You want a republican majority to stop the rising crony capitalism (you know, sort of like, Bayer, BASF, and Krupp and another govt at another time?)
But nothing is happening. And on issues such as massive, crisis level illegal immigration (i.e a totally unsecured border ..no matter your feeling about legal immirgration) the republican party seems VAPID as an organized entity?
Look at this …. this is a libertarian market issue and there is agreement over this with VOX (Ezra Klein?), and TPM (Josh Marshall ?…AYFKM?).
Just THINK about what that all means.
It’s not just Obama and the Solyndra’s of the Chicago Way. Wall Street has LOST the edge of market capitalism in the fat and gravy we reference as TOO BIG TO FAIL
READ THIS - CATO:

Big Business Clashes with Libertarians and Tea Party over Ex-Im Bank

Two weeks ago I wrote about the efforts of big business to defeat libertarian-leaning legislators in states across the country. To confirm my point, on the same day the article appeared the Michigan Chamber of Commerce endorsed the opponent of Rep. Justin Amash, the one of whom I had written, “Most members of Congress vote for unconstitutional bills. Few of them make it an explicit campaign promise.”
Now a battle is brewing in Congress that pits libertarians and Tea Party supporters against the country’s biggest businesses. The Wall Street Journal headlines, “GOP’s Attack on Export-Import Bank Alarms Business Allies.” The “rise of tea-party-aligned lawmakers” is threatening this most visible example of corporate welfare, and David Brat’s attacks on “crony capitalism” in his surprise defeat of Eric Cantor have made some Republicans nervous. Amash told the Journal, “There are some large corporations that would like corporate welfare to continue.”

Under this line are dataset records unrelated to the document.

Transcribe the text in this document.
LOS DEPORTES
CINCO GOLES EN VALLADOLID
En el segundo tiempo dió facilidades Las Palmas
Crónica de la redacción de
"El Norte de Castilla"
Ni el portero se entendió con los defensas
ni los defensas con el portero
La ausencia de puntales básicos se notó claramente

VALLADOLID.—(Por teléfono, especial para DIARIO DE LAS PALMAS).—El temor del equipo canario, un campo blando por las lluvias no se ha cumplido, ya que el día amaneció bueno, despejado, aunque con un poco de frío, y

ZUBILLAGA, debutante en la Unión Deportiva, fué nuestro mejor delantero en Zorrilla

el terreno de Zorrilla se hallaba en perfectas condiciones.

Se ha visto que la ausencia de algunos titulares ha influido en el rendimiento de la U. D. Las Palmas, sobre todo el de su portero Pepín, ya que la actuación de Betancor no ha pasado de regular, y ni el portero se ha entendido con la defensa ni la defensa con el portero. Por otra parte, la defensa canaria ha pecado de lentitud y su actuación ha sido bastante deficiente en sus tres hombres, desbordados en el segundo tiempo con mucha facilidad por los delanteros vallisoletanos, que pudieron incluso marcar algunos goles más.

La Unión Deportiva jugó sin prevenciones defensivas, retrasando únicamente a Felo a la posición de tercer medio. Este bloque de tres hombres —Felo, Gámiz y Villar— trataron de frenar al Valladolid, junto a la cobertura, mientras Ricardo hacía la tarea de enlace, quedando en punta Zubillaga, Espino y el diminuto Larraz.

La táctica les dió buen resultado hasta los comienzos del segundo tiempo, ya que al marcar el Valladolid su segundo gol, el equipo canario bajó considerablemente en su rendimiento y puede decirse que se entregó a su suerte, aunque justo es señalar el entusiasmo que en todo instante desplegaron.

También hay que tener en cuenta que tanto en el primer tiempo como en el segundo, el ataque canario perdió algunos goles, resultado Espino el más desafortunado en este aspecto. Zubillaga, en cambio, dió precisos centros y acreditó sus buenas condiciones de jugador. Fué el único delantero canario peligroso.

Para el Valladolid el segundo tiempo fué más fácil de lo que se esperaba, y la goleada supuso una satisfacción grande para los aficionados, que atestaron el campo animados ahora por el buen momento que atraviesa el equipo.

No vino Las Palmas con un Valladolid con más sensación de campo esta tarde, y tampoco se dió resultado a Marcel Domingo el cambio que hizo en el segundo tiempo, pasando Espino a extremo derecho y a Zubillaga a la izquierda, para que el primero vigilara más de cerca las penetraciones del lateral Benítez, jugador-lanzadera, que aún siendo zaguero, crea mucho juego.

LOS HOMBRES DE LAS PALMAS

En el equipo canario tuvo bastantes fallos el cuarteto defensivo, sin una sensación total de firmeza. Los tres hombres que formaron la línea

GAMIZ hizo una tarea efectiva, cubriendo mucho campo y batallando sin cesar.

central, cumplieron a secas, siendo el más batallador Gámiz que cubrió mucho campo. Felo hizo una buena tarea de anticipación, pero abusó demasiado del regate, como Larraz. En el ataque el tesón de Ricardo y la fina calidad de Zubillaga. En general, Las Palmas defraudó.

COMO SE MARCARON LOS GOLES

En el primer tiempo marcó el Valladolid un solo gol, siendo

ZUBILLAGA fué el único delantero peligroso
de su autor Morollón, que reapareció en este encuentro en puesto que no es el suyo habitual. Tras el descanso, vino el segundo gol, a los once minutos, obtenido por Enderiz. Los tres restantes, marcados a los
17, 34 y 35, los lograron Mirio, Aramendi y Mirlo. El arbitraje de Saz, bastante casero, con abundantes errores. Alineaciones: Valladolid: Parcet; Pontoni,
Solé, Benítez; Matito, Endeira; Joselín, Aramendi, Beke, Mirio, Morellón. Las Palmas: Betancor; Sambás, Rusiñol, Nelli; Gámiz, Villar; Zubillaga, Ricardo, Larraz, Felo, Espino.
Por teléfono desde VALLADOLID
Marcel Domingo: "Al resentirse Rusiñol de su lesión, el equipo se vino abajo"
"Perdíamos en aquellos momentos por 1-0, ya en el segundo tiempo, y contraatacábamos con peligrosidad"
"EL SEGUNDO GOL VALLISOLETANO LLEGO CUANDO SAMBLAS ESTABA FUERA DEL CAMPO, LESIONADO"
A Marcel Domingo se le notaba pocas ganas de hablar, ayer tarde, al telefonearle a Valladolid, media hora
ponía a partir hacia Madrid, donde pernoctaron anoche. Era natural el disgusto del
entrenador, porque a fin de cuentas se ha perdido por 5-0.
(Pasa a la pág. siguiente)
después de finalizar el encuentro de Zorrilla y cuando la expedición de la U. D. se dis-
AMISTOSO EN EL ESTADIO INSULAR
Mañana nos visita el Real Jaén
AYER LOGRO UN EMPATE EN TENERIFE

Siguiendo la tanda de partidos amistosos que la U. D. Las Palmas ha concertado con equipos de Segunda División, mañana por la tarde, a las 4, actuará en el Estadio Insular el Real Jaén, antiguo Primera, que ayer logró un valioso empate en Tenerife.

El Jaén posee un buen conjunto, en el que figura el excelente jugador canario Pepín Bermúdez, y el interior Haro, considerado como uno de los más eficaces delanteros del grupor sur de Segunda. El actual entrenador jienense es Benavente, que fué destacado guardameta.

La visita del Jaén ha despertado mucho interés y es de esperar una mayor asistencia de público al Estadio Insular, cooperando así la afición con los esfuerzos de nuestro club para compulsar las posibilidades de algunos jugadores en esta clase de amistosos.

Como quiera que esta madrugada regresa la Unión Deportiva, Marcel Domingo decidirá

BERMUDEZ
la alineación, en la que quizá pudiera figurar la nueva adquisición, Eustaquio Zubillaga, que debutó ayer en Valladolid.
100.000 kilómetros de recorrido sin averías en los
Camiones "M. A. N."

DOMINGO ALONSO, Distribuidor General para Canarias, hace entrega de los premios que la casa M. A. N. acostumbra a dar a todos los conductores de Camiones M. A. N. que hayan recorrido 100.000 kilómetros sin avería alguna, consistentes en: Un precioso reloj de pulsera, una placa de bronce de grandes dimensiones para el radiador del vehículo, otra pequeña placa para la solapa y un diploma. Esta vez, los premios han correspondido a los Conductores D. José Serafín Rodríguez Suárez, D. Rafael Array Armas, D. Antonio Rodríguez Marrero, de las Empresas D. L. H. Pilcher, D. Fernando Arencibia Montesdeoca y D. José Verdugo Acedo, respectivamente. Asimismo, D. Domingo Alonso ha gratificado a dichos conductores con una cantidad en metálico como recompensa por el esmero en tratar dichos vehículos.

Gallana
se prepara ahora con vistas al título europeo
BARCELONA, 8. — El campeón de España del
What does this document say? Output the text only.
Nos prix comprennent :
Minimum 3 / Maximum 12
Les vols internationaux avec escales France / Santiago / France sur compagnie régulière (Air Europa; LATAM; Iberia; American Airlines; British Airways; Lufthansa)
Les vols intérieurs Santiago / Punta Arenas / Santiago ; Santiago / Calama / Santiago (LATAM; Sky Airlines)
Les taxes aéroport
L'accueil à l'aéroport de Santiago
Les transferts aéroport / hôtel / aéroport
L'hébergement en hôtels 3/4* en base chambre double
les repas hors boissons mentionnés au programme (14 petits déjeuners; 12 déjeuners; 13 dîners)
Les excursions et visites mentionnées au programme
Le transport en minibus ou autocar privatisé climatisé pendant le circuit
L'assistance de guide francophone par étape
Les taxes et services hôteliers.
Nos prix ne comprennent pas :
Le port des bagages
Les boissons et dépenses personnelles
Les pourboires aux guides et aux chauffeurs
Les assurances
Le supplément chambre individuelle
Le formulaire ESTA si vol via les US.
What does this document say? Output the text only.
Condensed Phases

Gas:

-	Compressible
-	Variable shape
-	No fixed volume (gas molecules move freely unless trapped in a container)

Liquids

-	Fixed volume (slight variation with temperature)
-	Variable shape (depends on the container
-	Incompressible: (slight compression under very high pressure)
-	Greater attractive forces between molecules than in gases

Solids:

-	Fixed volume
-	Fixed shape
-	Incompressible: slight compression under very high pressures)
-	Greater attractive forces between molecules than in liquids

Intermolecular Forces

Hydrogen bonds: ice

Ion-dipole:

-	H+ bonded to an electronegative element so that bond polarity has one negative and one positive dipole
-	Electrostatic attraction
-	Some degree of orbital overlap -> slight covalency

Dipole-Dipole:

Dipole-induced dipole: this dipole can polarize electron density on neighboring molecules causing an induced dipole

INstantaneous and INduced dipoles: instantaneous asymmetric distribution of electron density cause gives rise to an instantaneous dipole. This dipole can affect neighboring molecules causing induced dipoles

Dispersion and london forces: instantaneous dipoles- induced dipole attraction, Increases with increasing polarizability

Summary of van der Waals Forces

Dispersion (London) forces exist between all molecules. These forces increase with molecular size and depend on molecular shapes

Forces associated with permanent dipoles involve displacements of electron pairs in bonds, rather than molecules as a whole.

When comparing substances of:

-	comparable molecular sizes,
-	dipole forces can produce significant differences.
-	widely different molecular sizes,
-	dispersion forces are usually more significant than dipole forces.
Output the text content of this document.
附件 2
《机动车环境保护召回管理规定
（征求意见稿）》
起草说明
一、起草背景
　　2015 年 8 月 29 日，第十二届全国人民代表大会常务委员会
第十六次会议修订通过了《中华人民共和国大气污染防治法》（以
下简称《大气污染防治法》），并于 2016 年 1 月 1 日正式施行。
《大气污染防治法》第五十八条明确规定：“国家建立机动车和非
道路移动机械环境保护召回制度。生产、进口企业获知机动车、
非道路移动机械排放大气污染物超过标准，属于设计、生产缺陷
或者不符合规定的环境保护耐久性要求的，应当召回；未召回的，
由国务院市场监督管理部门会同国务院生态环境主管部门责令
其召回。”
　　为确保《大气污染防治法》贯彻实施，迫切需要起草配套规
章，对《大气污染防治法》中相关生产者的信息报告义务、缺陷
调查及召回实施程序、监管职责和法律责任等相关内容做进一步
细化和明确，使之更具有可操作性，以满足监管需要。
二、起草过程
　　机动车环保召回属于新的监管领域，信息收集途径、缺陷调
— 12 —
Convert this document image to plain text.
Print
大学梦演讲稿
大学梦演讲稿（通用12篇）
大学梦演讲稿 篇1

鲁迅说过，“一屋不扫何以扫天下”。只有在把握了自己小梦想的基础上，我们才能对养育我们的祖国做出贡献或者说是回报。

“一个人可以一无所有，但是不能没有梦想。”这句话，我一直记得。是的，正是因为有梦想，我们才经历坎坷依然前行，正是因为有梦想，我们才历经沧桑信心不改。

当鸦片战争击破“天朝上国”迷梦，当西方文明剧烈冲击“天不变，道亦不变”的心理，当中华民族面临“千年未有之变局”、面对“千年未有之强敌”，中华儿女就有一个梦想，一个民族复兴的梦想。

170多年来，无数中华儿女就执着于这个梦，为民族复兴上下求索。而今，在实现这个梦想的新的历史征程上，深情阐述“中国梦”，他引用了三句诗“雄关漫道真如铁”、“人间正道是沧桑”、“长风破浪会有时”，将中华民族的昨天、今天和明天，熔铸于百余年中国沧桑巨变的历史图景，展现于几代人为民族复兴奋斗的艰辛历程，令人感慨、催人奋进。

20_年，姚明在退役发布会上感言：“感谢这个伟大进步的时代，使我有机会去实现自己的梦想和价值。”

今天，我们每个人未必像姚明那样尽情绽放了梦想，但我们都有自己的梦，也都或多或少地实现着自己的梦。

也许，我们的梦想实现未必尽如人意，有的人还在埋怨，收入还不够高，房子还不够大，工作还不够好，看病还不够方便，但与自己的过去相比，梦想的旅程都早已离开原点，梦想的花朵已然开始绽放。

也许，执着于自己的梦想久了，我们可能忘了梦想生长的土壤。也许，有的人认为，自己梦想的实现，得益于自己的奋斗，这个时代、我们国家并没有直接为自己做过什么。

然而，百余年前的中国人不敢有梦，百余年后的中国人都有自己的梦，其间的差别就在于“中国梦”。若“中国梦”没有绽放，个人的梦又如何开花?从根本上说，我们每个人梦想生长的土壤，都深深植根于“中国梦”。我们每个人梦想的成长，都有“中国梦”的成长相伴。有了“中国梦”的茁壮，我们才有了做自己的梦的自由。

The biggest beneficiaries of Ex-Im’s billions are companies such as Boeing, General Electric and Caterpillar,  according to Veronique de Rugy, a senior research fellow at the Mercatus Center. Cato scholars have made the same point, including Aaron Lukas and Ian Vasquez in 2002 and Sallie James in 2011.
Matthew Yglesias of Vox notes, “The Export-Import Bank is a great example of the kind of thing a libertarian populist might oppose. That’s because the bank is a pretty textbook example of the government stepping in to arbitrarily help certain business owners.” And he points out that supporters of the Bank include the U.S. Chamber of Commerce, the National Association of Manufacturers, the AFL-CIO, Haley Barbour, and Dick Gephardt. He could have added Tom Donnelly of the American Enterprise Institute.
Rep. Adam Kinzinger (R-IL) said he worried about “a libertarian theology that’s really starting to creep in.” I hope he’s right.